Dr. C. D. Gordon Moss

(1899 - 1982)

C. C. Gordon Moss was a distinguished professor of history and later dean of women at Longwood College (now Longwood University) in Farmville, Virginia. Born in 1899, Moss joined Longwood’s faculty in the 1930s and became known as a popular and rigorous teacher whose views on history—and on the events unfolding around him—underwent a profound transformation.

During the 1950s and early 1960s, Prince Edward County became ground zero for Virginia’s campaign of “Massive Resistance,” following the Supreme Court’s Brown v. Board of Education decision. As public schools in the county were closed to avoid integration, Black children were denied formal education for five years. Longwood College, a segregated state institution at the time, offered little institutional resistance to these policies.

In this fraught climate, Dr. Moss evolved from a quiet observer to a visible and principled opponent of segregation. His position shifted from an unconscious acceptance of traditional racial arrangements to a deeply held belief in the injustice of the status quo. Through a series of provocative speeches, writings, and public acts in support of change, Moss challenged the moral and constitutional foundation of segregation in his community. This public transformation was remarkable—and costly. He earned the animosity of many Farmville leaders and received no support from Longwood’s administration.

When the Prince Edward Free Schools were finally opened in 1963 to provide education for Black students shut out of the system, Dr. Moss made a personal and public statement by enrolling his own son, Dickey Moss, in the Free School’s senior class underscoring his commitment to justice and educational equity.

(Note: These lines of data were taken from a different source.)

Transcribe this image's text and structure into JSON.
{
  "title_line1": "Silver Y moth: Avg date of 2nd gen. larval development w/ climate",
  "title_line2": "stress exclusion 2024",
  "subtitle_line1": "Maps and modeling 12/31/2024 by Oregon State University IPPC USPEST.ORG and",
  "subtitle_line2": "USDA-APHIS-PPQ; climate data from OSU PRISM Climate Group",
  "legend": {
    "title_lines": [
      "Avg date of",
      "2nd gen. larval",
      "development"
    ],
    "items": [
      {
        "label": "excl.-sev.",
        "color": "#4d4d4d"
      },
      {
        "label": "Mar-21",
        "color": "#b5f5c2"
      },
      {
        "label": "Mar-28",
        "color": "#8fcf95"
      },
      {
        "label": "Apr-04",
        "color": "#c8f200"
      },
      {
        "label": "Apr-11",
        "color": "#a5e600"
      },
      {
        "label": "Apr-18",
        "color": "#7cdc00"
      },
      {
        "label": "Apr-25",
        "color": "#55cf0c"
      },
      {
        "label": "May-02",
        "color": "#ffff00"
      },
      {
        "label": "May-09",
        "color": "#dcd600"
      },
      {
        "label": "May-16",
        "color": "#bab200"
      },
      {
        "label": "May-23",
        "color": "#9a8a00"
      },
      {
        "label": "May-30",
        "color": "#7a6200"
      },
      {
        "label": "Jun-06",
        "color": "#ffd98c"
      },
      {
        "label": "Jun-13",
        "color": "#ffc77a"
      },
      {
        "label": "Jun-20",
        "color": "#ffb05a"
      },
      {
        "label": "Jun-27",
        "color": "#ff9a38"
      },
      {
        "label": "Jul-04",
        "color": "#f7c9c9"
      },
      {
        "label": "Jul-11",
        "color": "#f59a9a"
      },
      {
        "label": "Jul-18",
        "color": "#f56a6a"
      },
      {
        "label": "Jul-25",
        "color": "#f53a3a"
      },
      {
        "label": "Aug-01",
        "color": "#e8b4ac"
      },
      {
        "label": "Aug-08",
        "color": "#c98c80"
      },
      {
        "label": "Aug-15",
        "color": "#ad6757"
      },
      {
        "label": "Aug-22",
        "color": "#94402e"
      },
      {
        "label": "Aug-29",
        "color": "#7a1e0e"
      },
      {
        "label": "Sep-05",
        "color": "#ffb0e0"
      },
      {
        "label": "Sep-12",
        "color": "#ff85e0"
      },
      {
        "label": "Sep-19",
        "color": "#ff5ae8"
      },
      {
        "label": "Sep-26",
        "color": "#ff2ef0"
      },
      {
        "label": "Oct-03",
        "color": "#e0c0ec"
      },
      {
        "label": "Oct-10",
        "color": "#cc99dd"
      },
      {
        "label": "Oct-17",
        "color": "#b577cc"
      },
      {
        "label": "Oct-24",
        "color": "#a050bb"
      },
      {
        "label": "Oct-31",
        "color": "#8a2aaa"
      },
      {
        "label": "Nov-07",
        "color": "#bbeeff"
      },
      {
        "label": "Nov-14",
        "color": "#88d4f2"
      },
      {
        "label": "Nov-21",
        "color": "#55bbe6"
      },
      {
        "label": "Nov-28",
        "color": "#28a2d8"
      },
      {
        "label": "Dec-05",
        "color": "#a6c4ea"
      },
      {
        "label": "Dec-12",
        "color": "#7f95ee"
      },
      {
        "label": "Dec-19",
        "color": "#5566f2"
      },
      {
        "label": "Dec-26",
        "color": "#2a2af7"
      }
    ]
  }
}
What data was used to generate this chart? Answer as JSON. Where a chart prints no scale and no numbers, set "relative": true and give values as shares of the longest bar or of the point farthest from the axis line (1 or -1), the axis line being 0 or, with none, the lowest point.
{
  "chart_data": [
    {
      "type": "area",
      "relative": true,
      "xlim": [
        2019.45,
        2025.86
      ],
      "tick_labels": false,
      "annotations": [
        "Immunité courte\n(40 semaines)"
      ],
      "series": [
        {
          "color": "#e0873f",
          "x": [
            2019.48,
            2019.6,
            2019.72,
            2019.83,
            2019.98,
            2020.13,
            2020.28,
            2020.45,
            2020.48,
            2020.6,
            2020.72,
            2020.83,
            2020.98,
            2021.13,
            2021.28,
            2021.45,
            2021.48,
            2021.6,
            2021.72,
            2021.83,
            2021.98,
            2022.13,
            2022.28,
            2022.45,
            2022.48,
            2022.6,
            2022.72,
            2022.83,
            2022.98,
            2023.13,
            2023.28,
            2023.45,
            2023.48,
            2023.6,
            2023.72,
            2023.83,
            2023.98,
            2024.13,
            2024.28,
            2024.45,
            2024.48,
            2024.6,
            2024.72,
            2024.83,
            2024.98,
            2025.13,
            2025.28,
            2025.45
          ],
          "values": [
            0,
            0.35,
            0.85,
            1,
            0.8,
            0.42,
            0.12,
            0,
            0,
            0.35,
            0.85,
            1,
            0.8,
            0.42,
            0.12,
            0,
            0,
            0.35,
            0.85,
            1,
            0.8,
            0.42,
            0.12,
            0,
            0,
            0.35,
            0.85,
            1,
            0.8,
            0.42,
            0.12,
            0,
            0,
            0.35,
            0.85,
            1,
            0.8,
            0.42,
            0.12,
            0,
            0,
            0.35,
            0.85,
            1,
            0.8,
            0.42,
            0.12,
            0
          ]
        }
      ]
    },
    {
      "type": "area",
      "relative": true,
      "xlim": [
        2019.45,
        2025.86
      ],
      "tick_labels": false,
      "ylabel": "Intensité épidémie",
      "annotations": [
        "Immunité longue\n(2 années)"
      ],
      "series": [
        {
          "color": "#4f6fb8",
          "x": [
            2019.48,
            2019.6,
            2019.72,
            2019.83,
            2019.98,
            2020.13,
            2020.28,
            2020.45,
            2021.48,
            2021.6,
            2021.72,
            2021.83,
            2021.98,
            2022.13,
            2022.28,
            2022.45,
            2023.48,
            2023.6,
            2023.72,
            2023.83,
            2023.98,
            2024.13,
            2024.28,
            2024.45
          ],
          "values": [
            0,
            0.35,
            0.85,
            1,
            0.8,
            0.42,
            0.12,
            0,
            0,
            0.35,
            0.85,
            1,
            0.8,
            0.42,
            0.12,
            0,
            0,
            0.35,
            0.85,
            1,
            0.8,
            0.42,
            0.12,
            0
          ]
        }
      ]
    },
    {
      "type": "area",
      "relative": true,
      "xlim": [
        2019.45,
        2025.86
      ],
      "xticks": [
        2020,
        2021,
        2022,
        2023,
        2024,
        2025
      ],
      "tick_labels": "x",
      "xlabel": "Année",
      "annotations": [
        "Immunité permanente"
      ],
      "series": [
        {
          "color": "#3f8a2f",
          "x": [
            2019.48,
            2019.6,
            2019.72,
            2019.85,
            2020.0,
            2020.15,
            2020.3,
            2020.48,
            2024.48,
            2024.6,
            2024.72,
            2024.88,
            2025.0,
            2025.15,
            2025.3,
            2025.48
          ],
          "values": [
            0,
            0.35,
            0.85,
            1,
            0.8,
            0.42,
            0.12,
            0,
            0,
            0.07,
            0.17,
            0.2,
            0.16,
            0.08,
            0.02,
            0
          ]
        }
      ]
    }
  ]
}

Though Longwood College played a largely complicit role in maintaining segregation, Dr. Moss’s legacy stands as a moral counterpoint. His quiet courage, intellectual honesty, and willingness to endure social isolation in defense of principle left an enduring mark on the college and the broader struggle for civil rights in Farmville and Prince Edward County.

Dr. Moss passed away in 1982. In recognition of his contributions, Longwood University established the C.G. Gordon Moss Lecture in American History in 2013, and a residence hall on campus now bears his name.